I mention this because you mention environment mapping, but it looks like you’re really just projecting a texture. Is that correct?

Asssuming so, you were expecting the GL_MODELVIEW matrix to change your texture coordinate generation. As you can tell, it’s unaffected as it should be. Say I have a cube map of a marble texture and I want to automatically map it to a vase. Should the textures stay contant on my screen as I move around the object? No, it should be camera independent.

Are your textures swimming (translating your object across the screen)?

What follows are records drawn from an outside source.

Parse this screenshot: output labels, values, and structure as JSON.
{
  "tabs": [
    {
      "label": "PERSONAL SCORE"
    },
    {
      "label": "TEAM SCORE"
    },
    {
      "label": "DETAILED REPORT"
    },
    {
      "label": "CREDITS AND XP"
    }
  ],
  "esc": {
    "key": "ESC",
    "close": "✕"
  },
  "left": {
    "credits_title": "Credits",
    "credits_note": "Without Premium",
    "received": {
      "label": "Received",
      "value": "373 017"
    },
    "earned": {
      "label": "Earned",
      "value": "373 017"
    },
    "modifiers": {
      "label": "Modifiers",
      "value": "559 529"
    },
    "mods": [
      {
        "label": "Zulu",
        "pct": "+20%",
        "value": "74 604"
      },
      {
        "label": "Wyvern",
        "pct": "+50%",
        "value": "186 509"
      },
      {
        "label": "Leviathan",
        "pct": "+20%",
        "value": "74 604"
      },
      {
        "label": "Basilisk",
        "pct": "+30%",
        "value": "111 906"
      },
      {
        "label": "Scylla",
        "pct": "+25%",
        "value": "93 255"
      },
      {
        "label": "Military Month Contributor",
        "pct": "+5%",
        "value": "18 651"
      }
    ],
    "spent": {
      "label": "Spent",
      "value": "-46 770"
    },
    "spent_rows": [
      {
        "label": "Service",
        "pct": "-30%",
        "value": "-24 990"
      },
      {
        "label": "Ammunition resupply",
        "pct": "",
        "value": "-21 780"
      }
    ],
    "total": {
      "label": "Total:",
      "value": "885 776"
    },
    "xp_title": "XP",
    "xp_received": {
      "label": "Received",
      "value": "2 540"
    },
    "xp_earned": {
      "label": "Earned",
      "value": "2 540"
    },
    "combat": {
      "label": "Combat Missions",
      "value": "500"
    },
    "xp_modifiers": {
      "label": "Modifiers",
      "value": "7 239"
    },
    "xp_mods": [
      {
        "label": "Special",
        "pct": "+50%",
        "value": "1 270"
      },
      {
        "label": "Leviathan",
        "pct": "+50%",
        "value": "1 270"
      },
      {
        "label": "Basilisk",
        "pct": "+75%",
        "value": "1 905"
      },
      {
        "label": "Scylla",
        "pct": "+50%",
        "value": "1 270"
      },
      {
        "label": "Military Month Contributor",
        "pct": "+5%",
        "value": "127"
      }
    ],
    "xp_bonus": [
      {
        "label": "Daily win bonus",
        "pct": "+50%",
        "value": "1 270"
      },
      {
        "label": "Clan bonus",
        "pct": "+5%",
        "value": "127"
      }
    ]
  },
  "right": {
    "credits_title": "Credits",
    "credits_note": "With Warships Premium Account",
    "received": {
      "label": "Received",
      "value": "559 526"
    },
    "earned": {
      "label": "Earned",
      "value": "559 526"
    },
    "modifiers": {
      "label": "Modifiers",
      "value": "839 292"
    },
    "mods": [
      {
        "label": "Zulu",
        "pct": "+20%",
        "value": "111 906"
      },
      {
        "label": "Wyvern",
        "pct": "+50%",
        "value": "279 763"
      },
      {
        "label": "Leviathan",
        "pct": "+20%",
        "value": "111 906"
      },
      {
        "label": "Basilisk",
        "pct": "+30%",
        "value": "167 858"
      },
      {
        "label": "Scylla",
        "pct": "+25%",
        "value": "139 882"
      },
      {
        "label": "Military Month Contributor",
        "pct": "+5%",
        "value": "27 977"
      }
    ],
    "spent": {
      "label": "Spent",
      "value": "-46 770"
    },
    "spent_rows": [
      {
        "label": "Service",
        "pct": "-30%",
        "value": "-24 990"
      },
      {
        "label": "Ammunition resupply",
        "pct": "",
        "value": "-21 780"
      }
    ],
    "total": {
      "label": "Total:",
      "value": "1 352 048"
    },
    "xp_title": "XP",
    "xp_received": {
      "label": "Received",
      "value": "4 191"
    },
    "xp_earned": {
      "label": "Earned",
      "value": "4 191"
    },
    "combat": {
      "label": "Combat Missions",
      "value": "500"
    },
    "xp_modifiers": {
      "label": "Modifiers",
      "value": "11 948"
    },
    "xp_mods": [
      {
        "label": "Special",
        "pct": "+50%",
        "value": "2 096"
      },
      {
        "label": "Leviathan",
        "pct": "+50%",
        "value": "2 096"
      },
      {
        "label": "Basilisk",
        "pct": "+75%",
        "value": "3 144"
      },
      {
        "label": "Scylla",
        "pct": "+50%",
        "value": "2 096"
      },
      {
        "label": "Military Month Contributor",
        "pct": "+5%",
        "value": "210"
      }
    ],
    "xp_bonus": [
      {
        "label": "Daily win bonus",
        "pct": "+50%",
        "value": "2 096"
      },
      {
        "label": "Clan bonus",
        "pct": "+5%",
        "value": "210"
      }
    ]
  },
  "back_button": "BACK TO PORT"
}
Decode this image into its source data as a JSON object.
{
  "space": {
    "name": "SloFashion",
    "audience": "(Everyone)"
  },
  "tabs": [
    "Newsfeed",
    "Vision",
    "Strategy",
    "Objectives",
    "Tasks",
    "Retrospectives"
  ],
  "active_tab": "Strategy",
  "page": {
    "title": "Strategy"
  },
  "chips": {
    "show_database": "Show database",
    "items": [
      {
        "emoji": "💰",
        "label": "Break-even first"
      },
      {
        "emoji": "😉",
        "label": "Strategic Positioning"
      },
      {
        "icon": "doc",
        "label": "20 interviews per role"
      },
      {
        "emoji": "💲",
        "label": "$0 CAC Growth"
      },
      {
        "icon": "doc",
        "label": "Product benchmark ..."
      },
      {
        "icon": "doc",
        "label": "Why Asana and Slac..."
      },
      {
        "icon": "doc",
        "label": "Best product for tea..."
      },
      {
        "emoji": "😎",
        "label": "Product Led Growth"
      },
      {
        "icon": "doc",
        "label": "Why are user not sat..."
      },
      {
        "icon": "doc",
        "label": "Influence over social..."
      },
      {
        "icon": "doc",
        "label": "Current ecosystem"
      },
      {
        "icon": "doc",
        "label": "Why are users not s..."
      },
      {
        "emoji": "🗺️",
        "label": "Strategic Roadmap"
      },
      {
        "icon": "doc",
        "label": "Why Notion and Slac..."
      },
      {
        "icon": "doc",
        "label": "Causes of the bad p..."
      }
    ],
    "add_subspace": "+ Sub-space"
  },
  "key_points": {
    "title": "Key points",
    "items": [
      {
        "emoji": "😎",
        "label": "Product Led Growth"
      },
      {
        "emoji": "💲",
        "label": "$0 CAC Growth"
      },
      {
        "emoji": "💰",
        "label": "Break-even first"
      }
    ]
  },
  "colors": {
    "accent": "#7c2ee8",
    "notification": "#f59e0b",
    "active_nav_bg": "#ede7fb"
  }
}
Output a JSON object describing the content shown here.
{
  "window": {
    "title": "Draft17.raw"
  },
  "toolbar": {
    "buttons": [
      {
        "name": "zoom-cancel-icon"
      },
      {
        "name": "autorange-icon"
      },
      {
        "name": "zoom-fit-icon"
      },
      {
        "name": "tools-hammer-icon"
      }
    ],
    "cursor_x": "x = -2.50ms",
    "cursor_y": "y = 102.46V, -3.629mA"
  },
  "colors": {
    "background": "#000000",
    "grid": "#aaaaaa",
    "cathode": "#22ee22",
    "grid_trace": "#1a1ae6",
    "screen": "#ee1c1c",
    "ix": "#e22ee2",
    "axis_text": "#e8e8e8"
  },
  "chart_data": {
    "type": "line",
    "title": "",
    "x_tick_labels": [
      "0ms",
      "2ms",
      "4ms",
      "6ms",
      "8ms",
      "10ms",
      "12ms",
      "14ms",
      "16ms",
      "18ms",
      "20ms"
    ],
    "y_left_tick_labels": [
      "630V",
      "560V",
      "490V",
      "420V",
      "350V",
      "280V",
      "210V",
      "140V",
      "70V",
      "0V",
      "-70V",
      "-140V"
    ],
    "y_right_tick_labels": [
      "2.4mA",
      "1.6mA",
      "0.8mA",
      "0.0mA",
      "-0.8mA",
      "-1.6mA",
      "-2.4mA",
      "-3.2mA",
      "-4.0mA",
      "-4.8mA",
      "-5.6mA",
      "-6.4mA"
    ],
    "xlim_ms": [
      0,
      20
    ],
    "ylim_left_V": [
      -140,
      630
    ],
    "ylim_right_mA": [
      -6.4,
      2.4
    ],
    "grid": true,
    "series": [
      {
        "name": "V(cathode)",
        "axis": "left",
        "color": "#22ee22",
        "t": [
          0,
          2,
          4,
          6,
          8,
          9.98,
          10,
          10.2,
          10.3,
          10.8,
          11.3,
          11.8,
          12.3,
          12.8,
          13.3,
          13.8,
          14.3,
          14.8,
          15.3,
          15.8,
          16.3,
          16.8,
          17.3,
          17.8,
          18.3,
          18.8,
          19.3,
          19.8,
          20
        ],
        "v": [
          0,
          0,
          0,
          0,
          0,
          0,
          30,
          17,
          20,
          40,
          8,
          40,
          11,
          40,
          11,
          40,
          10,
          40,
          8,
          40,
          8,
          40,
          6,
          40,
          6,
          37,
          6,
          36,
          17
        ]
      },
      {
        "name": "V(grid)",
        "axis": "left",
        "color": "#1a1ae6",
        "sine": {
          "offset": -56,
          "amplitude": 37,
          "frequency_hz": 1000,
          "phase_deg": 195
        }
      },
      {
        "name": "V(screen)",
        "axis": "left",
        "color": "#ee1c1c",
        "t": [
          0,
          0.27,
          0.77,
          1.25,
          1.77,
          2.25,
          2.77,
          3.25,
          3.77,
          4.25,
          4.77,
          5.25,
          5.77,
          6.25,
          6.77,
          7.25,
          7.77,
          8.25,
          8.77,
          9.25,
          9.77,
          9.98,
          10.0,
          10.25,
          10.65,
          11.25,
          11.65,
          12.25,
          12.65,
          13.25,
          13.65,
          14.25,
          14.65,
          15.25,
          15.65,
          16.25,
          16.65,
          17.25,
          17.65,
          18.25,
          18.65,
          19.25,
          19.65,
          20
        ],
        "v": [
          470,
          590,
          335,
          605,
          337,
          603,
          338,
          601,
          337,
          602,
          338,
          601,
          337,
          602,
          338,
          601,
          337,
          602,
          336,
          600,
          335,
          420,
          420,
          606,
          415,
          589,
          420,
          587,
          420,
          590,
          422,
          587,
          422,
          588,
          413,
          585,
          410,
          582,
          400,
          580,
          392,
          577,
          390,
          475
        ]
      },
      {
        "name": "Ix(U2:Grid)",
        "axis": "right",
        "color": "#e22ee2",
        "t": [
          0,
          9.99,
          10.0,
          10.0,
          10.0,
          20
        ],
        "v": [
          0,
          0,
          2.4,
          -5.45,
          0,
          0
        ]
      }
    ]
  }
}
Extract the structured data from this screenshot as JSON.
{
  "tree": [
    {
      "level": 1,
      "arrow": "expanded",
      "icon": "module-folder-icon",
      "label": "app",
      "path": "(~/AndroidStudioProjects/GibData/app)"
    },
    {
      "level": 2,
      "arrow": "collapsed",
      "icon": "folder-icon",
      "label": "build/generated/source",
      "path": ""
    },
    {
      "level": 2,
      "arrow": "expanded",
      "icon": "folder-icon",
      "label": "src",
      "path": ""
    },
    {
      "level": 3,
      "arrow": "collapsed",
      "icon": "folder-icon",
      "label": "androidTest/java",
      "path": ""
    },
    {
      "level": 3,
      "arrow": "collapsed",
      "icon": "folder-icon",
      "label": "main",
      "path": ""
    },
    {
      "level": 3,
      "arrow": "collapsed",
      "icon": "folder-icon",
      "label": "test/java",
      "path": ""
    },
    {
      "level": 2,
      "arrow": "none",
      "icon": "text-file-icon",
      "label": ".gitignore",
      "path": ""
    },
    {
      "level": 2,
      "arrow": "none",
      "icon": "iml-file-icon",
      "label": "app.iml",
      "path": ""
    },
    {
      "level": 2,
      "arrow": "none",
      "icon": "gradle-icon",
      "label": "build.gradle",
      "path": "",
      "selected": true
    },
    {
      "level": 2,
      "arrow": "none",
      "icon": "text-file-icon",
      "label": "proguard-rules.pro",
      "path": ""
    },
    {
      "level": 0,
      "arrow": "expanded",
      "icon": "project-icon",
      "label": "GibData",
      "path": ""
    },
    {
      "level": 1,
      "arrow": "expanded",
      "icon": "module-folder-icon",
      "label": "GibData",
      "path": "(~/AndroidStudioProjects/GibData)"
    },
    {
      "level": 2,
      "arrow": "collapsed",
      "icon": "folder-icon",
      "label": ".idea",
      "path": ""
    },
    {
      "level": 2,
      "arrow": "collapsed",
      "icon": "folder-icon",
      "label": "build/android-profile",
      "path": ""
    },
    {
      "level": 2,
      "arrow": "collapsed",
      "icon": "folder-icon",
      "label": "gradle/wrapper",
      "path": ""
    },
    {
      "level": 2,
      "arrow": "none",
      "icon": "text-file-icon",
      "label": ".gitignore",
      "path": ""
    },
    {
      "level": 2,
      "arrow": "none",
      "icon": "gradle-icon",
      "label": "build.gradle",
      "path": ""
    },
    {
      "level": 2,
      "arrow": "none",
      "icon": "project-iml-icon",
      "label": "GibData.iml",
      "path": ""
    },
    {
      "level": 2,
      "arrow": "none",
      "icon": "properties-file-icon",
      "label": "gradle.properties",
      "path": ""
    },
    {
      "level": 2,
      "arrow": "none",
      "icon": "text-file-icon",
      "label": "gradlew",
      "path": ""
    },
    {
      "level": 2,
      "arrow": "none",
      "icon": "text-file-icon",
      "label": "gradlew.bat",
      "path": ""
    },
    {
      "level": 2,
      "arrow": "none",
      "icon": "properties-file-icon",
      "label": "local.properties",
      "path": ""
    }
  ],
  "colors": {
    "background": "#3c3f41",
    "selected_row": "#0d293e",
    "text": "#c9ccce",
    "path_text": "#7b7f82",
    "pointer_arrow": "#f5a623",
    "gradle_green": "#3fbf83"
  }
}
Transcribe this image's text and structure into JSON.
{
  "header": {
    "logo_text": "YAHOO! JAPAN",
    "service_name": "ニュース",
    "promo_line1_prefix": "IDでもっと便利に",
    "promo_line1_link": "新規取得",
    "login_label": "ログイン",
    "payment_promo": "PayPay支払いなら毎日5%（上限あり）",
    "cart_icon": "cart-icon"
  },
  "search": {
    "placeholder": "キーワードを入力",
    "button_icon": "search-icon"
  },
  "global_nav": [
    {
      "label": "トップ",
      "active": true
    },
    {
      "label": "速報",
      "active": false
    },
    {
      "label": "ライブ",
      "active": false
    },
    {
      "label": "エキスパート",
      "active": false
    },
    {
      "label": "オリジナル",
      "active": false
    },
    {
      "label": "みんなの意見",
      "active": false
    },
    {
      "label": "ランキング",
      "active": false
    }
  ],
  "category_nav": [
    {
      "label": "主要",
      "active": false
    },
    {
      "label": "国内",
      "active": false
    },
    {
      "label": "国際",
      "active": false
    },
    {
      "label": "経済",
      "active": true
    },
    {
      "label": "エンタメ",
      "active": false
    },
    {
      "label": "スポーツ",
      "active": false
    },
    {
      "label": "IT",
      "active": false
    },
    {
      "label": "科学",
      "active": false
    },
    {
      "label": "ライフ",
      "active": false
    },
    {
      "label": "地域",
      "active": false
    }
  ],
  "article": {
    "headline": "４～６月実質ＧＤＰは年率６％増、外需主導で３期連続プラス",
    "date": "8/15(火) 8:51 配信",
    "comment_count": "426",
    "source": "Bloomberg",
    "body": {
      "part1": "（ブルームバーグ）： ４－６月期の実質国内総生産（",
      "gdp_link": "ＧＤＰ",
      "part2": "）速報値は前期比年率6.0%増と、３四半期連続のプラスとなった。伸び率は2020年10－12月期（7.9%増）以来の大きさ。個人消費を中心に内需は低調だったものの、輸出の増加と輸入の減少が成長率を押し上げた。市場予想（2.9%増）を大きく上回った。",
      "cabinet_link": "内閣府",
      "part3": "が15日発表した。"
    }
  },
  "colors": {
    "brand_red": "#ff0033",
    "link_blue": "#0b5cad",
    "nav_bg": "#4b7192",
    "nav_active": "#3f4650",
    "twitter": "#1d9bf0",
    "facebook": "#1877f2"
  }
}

When you rotate the object, does the texture move with the object or stay relative to the camera? etc.

Yes I believe all this does is project a texture (a fish-eye photograph) onto an object.

the object appears as a shiny object moving about in a stationary room. I see different relections based on the orientation of the object, but not based on the viewpoint. I want the reflections to change according to the viewpoint, as they should.

Use Cube maps. Sphere mapping is view dependent by design. If you do use cube mapping, you must use a texture matrix identical to the rotation part of your view transform (Assuming that the cube map was generated at the origin of the world).

Note: Texture is not changed because the glTexGen creates texture coordinates after the draw call (glDraw*, glBegin/End), so it takes your modelview matrix at that point, not when you call glTexGen.